Back on the commute today. Back with the millions of other people. With the football fans battling to cross the streets, while the everyday pedestrians look on despairingly. Luckily, I’ve got a newly updated iPod, finally filled with my own, somewhat diverse and at times questionable taste in music. So I could keep myself happily distracted.
But I couldn’t help but notice the dramatic difference to the experience of commuting that I had last week. When there was no one around. When most sensible people were still tucked away snugly in their family homes in front of a roaring fire. In fact, leaving the house to go to work last week (29-31st December) felt a lot like the opening scene of ‘28 days later’. Silence. Stillness.
The most beautiful thing about the lack of people was that everyone was so unbelievably polite and gracious. Strangers in the street were being so kind. Letting me on the bus before them. Literally stepping back to let me pass. For anyone that doesn’t live in London and commute with the rest of us, let me tell you that this is literally ground-breaking behaviour. I’ve never seen such human courtesy abounding in this city.
So why? What caused such a change?
I believe it’s to do with group psychology. French social psychologist Gustave le Bon wrote about this effect in 1895. He describes crowds as mobs in which individuals lose their personal consciences. When there are so few people around, you have to take full accountability for your behaviour. You can no longer hide behind the masses. It’s almost as if we reverted in those very quiet mornings of last week to the typical culture and charms of a country village. You look people in the eye, notice what they’re wearing. And because you’ve taken note of them as a fellow human, you treat them with more respect.
Many people have looked into the group mindset; see a strong summary of the psychology in this area here.
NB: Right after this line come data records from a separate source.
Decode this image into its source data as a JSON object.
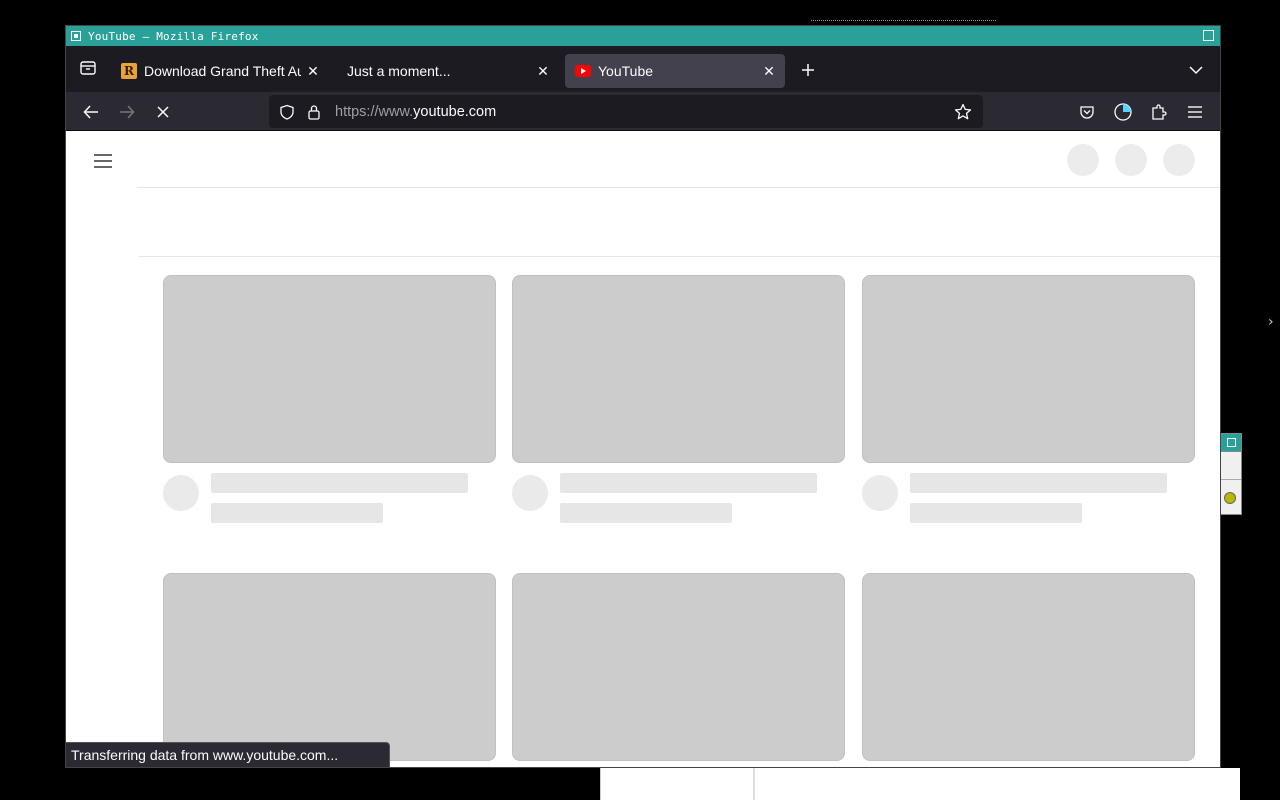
{
  "window": {
    "title": "YouTube — Mozilla Firefox"
  },
  "tabs": [
    {
      "label": "Download Grand Theft Auto",
      "favicon": "rockstar-r-icon",
      "selected": false
    },
    {
      "label": "Just a moment...",
      "favicon": "",
      "selected": false
    },
    {
      "label": "YouTube",
      "favicon": "youtube-icon",
      "selected": true
    }
  ],
  "urlbar": {
    "url_scheme_host_prefix": "https://www.",
    "url_domain": "youtube.com"
  },
  "status": {
    "text": "Transferring data from www.youtube.com..."
  },
  "colors": {
    "wm_accent": "#2aa198",
    "toolbar_bg": "#2b2a33",
    "tabbar_bg": "#1c1b22",
    "skeleton": "#cccccc"
  }
}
Personally I studied this very closely during my MSc in war & Psychiatry. My research dissertation was entitled ‘The psychology of groups underlying and motivating terrorist behaviour.’ I explored how the power of the ‘group’ can overwhelm individual mindsets to such a great extent that it can lead people into terrorist groups and cult-like behaviour.
But on a smaller scale? In the city of London every day? Surely we’re not all terrorists because we squeeze ourselves onto trains like sardines, pushing anyone aside who dares to get in our way, or ignore weaker passengers because we’re late and need to get to work on time too?
Imagine a group of innocent protestors or a crowd of passionate football supporters. They start the day pleasantly, singing, shouting, in an excited and vibrant mood. If things take a turn for the worse, and the group mindset takes over from the individual, you can quite quickly end up with a dangerous and violent mob of angry hooligans. The switch might only take a few minutes. And it’s much, much more difficult to deal with.
Are the individuals in that crowd the same? Absolutely. If you met them alone, would they be scary or violent? Probably not. It’s the mass that takes control; the individuals are left behind. If you interviewed each person afterwards, most would regret the violence and explain that they didn’t want anything bad to happen.
So, how can we avoid it?
On the individual scale: take responsibility for who you are and what you do. Look people in the eye. Remind yourself that you’re human and so are they. They’re faced with similar situations. They have families, bosses and stresses too. Show them the respect you’d like them to pay you. And if you’re really stuck, picture yourself in a country village, where honeysuckle creeps over houses, the postman knows your children’s names and street parties are the talk of the summer.
On the group scale: now this is more complex. I’ll keep reflecting on this one. It might be that we can change culture through subliminal messages, like these blog posts, like further research, like films and books about the topic. But that doesn’t feel very practical does it? What about slogans and messages on tubes and in football grounds or other stadiums encouraging people to look at others in the crowd as individuals? E.g. “Find out one thing about the person behind/ in front of you?” When we make connections with others we remind ourselves that we’re individuals in the mass. Humans again.